By Michael Aron
Chief Political Correspondent
For about eight months now, Senate President Steve Sweeney, a Democrat, and Senate Minority Leader Tom Kean, a Republican, have been locked in a serious feud. Now it looks like Sweeney is trying to punish Kean by withholding some funding for staff, and that Kean is doing the same thing to Republicans who didn’t support him in a recent leadership fight.
Every legislator receives $110,000 a year for district office expenses and staff. On top of that, we learned this week, the leaders of each house dole out small supplements from something called “leadership accounts.”
In 2013, Republican leader Tom Kean received $73,000 in leadership funds. Senate President Sweeney is cutting that back to $20,000 in 2014.
Overall, Sweeney is cutting the allocation for the Republican caucus from $330,000 to $188,000.
But Sweeney, who declined to comment for this story, is not the only one apparently using leadership money to express political sentiments.
Last month Kean withstood a challenge to his leadership position by Republican senator Kevin O’Toole.
In his proposed recommendations to Sweeney, Kean cut O’Toole’s allocation from $25,000 this year to $10,000 next. Kean proposed the same cut for Senator Kip Bateman, who supported O’Toole in the leadership fight.
We reached Bateman by phone in Florida.
“I think Tom was wrong. I wish he’d been a gracious winner, ’cause he’s not hurting me, he’s hurting my staff, people who have set salaries and depend on those salaries, and he was cutting that back.

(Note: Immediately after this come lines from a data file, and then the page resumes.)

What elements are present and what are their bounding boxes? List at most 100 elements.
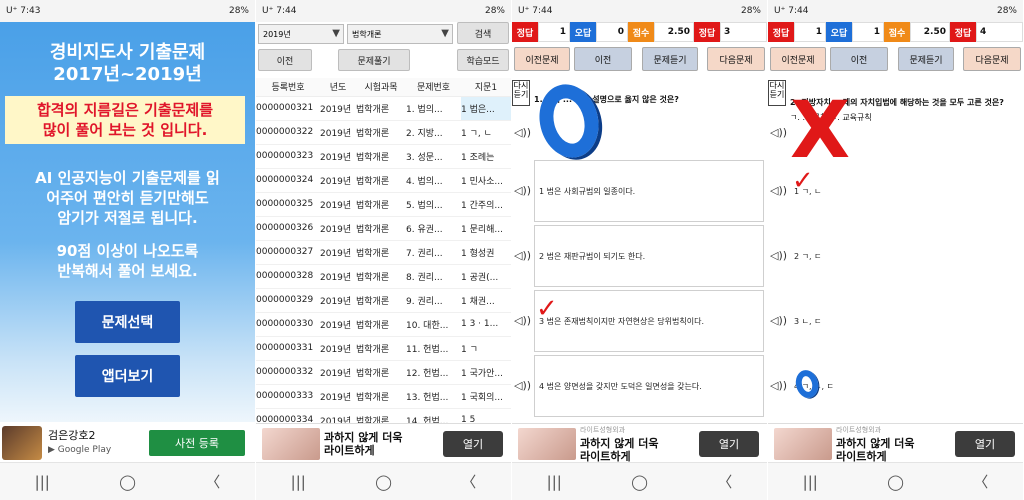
table-cell: 2019년	[320, 312, 356, 337]
correct-count: 1	[794, 22, 826, 42]
subject-select[interactable]: 법학개론 ▼	[347, 24, 453, 44]
prev-button[interactable]: 이전	[258, 49, 312, 71]
table-cell: 9. 권리...	[406, 288, 461, 313]
table-cell: 2019년	[320, 168, 356, 193]
option-3[interactable]: 3 ㄴ, ㄷ	[790, 290, 1020, 352]
year-select[interactable]: 2019년 ▼	[258, 24, 344, 44]
recent-apps-icon[interactable]: |||	[35, 473, 50, 491]
table-cell: 2019년	[320, 192, 356, 217]
score-value: 2.50	[654, 22, 694, 42]
option-3[interactable]: 3 법은 존재법칙이지만 자연현상은 당위법칙이다.	[534, 290, 764, 352]
wrong-count: 1	[852, 22, 884, 42]
ad-banner[interactable]: 검은강호2 ▶ Google Play 사전 등록	[0, 424, 255, 462]
column-header: 문제번호	[406, 78, 461, 97]
question-list-screen: U⁺ 7:44 28% 2019년 ▼ 법학개론 ▼ 검색 이전 문제풀기 학습모드…	[256, 0, 511, 500]
ad-banner[interactable]: 과하지 않게 더욱 라이트하게 열기	[256, 423, 511, 463]
table-row[interactable]: 0000000330 2019년 법학개론 10. 대한... 1 3 · 1...	[256, 312, 511, 337]
next-question-button[interactable]: 다음문제	[963, 47, 1021, 71]
table-cell: 법학개론	[356, 312, 406, 337]
ad-banner[interactable]: 라이트성형외과 과하지 않게 더욱 라이트하게 열기	[768, 423, 1023, 463]
dropdown-arrow-icon: ▼	[332, 28, 340, 39]
recent-apps-icon[interactable]: |||	[803, 473, 818, 491]
more-apps-button[interactable]: 앱더보기	[75, 355, 180, 397]
column-header: 지문1	[461, 78, 511, 97]
speaker-icon[interactable]: ◁))	[514, 126, 531, 139]
speaker-icon[interactable]: ◁))	[514, 184, 531, 197]
table-cell: 법학개론	[356, 96, 406, 121]
wrong-label: 오답	[570, 22, 596, 42]
speaker-icon[interactable]: ◁))	[514, 379, 531, 392]
back-icon[interactable]: 〈	[205, 471, 220, 492]
ad-open-button[interactable]: 열기	[699, 430, 759, 457]
option-4[interactable]: 4 법은 양면성을 갖지만 도덕은 일면성을 갖는다.	[534, 355, 764, 417]
table-cell: 0000000330	[256, 312, 320, 337]
back-icon[interactable]: 〈	[717, 471, 732, 492]
table-cell: 1 국가안...	[461, 360, 511, 385]
table-row[interactable]: 0000000329 2019년 법학개론 9. 권리... 1 채권...	[256, 288, 511, 313]
table-row[interactable]: 0000000326 2019년 법학개론 6. 유권... 1 문리해...	[256, 216, 511, 241]
table-cell: 0000000331	[256, 336, 320, 361]
home-icon[interactable]: ◯	[631, 473, 648, 491]
speaker-icon[interactable]: ◁))	[514, 249, 531, 262]
table-cell: 0000000327	[256, 240, 320, 265]
speaker-icon[interactable]: ◁))	[770, 314, 787, 327]
ad-open-button[interactable]: 열기	[955, 430, 1015, 457]
table-row[interactable]: 0000000322 2019년 법학개론 2. 지방... 1 ㄱ, ㄴ	[256, 120, 511, 145]
recent-apps-icon[interactable]: |||	[291, 473, 306, 491]
score-bar: 정답 1 오답 1 점수 2.50 정답 4	[768, 22, 1023, 42]
back-icon[interactable]: 〈	[461, 471, 476, 492]
table-row[interactable]: 0000000331 2019년 법학개론 11. 헌법... 1 ㄱ	[256, 336, 511, 361]
table-cell: 법학개론	[356, 240, 406, 265]
search-button[interactable]: 검색	[457, 22, 509, 44]
table-row[interactable]: 0000000333 2019년 법학개론 13. 헌법... 1 국회의...	[256, 384, 511, 409]
table-cell: 2019년	[320, 288, 356, 313]
option-4[interactable]: 4 ㄱ, ㄴ, ㄷ	[790, 355, 1020, 417]
score-label: 점수	[628, 22, 654, 42]
replay-button[interactable]: 다시 듣기	[512, 80, 530, 106]
listen-button[interactable]: 문제듣기	[642, 47, 698, 71]
table-row[interactable]: 0000000323 2019년 법학개론 3. 성문... 1 조례는	[256, 144, 511, 169]
table-cell: 법학개론	[356, 336, 406, 361]
app-title: 경비지도사 기출문제 2017년~2019년	[49, 42, 206, 85]
home-icon[interactable]: ◯	[887, 473, 904, 491]
back-icon[interactable]: 〈	[973, 471, 988, 492]
table-cell: 2019년	[320, 384, 356, 409]
table-cell: 5. 법의...	[406, 192, 461, 217]
home-icon[interactable]: ◯	[375, 473, 392, 491]
select-question-button[interactable]: 문제선택	[75, 301, 180, 343]
table-row[interactable]: 0000000327 2019년 법학개론 7. 권리... 1 형성권	[256, 240, 511, 265]
home-icon[interactable]: ◯	[119, 473, 136, 491]
table-row[interactable]: 0000000324 2019년 법학개론 4. 법의... 1 민사소...	[256, 168, 511, 193]
speaker-icon[interactable]: ◁))	[770, 379, 787, 392]
table-row[interactable]: 0000000332 2019년 법학개론 12. 헌법... 1 국가안...	[256, 360, 511, 385]
replay-button[interactable]: 다시 듣기	[768, 80, 786, 106]
recent-apps-icon[interactable]: |||	[547, 473, 562, 491]
listen-button[interactable]: 문제듣기	[898, 47, 954, 71]
speaker-icon[interactable]: ◁))	[514, 314, 531, 327]
prev-question-button[interactable]: 이전문제	[770, 47, 826, 71]
ad-banner[interactable]: 라이트성형외과 과하지 않게 더욱 라이트하게 열기	[512, 423, 767, 463]
prev-question-button[interactable]: 이전문제	[514, 47, 570, 71]
ad-open-button[interactable]: 열기	[443, 430, 503, 457]
speaker-icon[interactable]: ◁))	[770, 126, 787, 139]
speaker-icon[interactable]: ◁))	[770, 184, 787, 197]
goal-description: 90점 이상이 나오도록 반복해서 풀어 보세요.	[56, 242, 199, 280]
prev-button[interactable]: 이전	[574, 47, 632, 71]
wrong-label: 오답	[826, 22, 852, 42]
study-mode-button[interactable]: 학습모드	[457, 49, 509, 71]
pre-register-button[interactable]: 사전 등록	[149, 430, 245, 456]
solve-button[interactable]: 문제풀기	[338, 49, 410, 71]
prev-button[interactable]: 이전	[830, 47, 888, 71]
option-2[interactable]: 2 ㄱ, ㄷ	[790, 225, 1020, 287]
answer-value: 4	[976, 22, 1023, 42]
option-2[interactable]: 2 법은 재판규범이 되기도 한다.	[534, 225, 764, 287]
speaker-icon[interactable]: ◁))	[770, 249, 787, 262]
next-question-button[interactable]: 다음문제	[707, 47, 765, 71]
table-row[interactable]: 0000000328 2019년 법학개론 8. 권리... 1 공권(...	[256, 264, 511, 289]
ad-thumbnail	[262, 427, 320, 460]
table-row[interactable]: 0000000321 2019년 법학개론 1. 법의... 1 법은...	[256, 96, 511, 121]
correct-count: 1	[538, 22, 570, 42]
table-cell: 법학개론	[356, 192, 406, 217]
table-row[interactable]: 0000000325 2019년 법학개론 5. 법의... 1 간주의...	[256, 192, 511, 217]
option-1[interactable]: 1 법은 사회규범의 일종이다.	[534, 160, 764, 222]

In my eyes it was retribution for me not voting for him,” said Bateman.
Kean also withheld comment for this story, but that’s hardly the end of the story.
Kean beat O’Toole in the caucus last month by 10 votes to 6.
Sweeney has overruled Kean’s recommendations and has granted substantial increases to those six Republicans.
For example, O’Toole himself, instead of being but to $10,000 is being raised to $35,000. Bateman, instead of being cut to $10,000, is being raised to $30,000. and the other four, Kyrillos, Oroho, Doherty, and Addiego also get substantial increases, while Republicans like Bob Singer, who supported Kean, gets cut from $40,000 to $5,000.
Kean has complained that this is unprecedented meddling in the other party’s caucus by Sweeney.
Bateman worries what it means for the Senate going forward.
“There’s no question that there’s bad blood between the Senate President and Senator Kean and one of the reasons I voted for Senator O’Toole was because I want to be relevant in dealing with New Jersey’s issues, and if the Senate president is gonna be upset with the minority leader and take it out on members, on bills, on leadership account, then maybe it was time for a change,” said Bateman.